她收到了君青宴的第三封家書。
家書中他跟云珞珈報了平安,說了些與羌國對戰的情況。
信中提到他與羌國開過一場戰了,只是沒有見到那位戴著面具的將軍。
此戰是羌國挑釁,正面戰斗。
由于君青宴親征,澧朝士氣大漲,羌國那位將軍并未出現,所以此戰羌國沒有撈著好處。
知道君青宴平安無事她的就放心了,當即給君青宴回了信讓人帶回去。
信中無非是跟君青宴說家中一切安好,讓他安心,不要為家里操心的。
說實話,云珞珈對那位神秘的將軍也有些好奇。
之前總聽到他的消息,可為何君青宴一去,他竟都不出來迎敵了?
是對戰神有所畏懼,還是說他沒有把君青宴看在眼里?
無論是前者還是后者,都說明這位將軍可能并不如傳中的那樣厲害。
厲不厲害她倒是不關心,她只怕那位將軍是有什么陰謀。
她在信中提醒了君青宴,若是真的有陰謀,希望君青宴能夠提早提防。
秋日到了,天氣逐漸冷了,瑟瑟秋風帶著金色落葉鋪滿地面,滿園秋色倒是很美。
臨近預產期,云珞珈越發的憊懶了。
近日除了每日去看看十一康復訓練的進度,她就幾乎沒有出過院子。
許是因為她沒有出門,覺得近來京都異常的安靜,安靜的讓人感到不安。
這日,她去看十一做康復訓練,
十一癱的時間不算長,但是腿部受過傷,所以做康復訓練時也遭了些罪。
好在大林子一直耐心的陪伴,十一如今也可以扶著訓練器自己走一會了。
今日的天氣有些發悶,悶得人喘不過氣來。
她今天的狀態也很好,總是在不經意間走神。
“姐姐,姐姐,你看我可以不抓東西走了。
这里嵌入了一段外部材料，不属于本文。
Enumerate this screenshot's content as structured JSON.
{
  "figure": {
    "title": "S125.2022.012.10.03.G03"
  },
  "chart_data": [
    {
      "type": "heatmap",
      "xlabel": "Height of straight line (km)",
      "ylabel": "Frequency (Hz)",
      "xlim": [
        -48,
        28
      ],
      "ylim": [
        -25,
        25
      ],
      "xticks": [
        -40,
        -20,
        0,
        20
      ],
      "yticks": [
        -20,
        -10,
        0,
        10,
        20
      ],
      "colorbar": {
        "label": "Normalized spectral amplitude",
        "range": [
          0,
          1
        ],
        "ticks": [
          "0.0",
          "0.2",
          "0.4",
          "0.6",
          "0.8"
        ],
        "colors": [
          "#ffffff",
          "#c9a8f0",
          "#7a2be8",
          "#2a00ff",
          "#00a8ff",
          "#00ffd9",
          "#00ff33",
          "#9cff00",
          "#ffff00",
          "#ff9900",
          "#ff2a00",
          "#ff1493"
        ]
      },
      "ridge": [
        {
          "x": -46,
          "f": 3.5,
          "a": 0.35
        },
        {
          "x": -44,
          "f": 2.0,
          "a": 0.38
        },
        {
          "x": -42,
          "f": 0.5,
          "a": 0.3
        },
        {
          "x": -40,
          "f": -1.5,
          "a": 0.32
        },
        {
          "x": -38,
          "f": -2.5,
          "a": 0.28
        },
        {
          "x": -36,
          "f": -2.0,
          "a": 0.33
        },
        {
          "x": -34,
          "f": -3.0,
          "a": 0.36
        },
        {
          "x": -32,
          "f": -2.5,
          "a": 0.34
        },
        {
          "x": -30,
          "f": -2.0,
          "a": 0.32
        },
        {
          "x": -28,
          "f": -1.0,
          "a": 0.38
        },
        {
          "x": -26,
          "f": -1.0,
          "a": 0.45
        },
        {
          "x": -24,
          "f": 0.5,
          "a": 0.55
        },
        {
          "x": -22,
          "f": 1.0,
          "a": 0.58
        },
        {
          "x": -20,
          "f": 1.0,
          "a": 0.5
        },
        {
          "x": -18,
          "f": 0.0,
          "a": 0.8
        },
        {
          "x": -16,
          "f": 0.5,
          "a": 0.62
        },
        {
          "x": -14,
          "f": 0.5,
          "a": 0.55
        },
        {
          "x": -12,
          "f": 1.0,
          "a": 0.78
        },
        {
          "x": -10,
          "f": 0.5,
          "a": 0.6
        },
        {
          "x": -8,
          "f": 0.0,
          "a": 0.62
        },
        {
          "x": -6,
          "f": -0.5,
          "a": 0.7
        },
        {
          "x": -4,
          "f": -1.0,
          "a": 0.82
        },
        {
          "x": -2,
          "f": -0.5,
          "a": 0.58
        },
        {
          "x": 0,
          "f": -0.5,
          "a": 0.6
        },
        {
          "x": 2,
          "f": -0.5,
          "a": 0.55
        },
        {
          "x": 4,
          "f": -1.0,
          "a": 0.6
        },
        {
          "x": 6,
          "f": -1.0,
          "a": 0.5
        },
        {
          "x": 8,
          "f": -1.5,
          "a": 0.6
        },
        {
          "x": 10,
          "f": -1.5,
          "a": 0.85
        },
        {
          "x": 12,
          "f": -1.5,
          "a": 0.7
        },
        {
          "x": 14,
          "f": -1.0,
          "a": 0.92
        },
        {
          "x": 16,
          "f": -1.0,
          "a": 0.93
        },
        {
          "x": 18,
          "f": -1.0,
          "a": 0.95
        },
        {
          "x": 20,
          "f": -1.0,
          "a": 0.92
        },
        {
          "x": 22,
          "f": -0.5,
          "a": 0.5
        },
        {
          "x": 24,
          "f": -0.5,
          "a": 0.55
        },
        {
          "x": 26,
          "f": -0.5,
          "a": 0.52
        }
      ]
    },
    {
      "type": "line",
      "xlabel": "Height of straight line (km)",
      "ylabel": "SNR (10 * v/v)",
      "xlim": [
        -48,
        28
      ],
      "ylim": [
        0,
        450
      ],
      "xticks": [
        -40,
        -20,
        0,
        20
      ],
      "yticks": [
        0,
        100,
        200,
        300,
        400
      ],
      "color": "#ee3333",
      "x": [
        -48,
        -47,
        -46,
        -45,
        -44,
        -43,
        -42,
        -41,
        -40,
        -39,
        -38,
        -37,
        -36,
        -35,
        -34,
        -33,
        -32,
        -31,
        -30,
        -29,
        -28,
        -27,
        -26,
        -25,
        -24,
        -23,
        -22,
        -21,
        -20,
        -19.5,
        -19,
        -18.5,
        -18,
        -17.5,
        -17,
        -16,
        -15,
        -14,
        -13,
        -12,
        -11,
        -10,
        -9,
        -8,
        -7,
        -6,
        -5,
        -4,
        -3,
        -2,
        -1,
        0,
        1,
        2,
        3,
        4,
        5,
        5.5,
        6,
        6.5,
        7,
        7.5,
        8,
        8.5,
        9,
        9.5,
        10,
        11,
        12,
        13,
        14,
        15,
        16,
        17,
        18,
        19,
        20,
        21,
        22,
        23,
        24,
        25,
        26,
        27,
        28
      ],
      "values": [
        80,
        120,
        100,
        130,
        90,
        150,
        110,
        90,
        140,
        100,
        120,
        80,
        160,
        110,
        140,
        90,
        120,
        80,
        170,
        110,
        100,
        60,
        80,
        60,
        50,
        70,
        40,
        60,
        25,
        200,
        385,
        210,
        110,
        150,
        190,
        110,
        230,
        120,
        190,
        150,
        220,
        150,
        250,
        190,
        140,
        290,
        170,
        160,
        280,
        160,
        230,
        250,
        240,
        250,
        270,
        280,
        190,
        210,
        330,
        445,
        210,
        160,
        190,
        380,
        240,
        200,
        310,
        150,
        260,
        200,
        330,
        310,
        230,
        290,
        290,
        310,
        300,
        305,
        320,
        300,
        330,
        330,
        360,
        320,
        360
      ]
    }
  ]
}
”
十一略帶興奮的聲音傳來,拉回了云珞珈出走的思緒。
她回過神看向十一,給了他一個贊賞的笑,對著他豎起了大拇指,“我們家十一可真厲害,再堅持幾天就可以完全恢復了。”
得到了云珞珈的夸贊,十一高興的繼續去做訓練了。
“不過也別太著急,每天練習一個時辰,分兩次練,別累著了。”
云珞珈實在是靜不下來心,跟十一和大林子說了聲先回去了,就扶著墨鸞的手起身走了。
今天這心里怎么會這么不安?
別是君青宴出什么事情了吧?
雖說才收到君青宴報平安的信沒多久,可信在路上也要些日子。
她越想越覺得心焦,連帶著肚子里的孩子都有些焦躁了。
感受到孩子動的厲害,云珞珈趕緊平靜下來,摸著肚子溫聲安撫肚子里的小寶寶,“別擔心,你爹不會出事的,肯定不會的。”
她最近快生了,實在是不敢出門走動。
但是今天特別不安,她想著去相府走動走動,分散一下注意力。
她吩咐了人去備車,帶著墨鸞和青鳶就準備出門。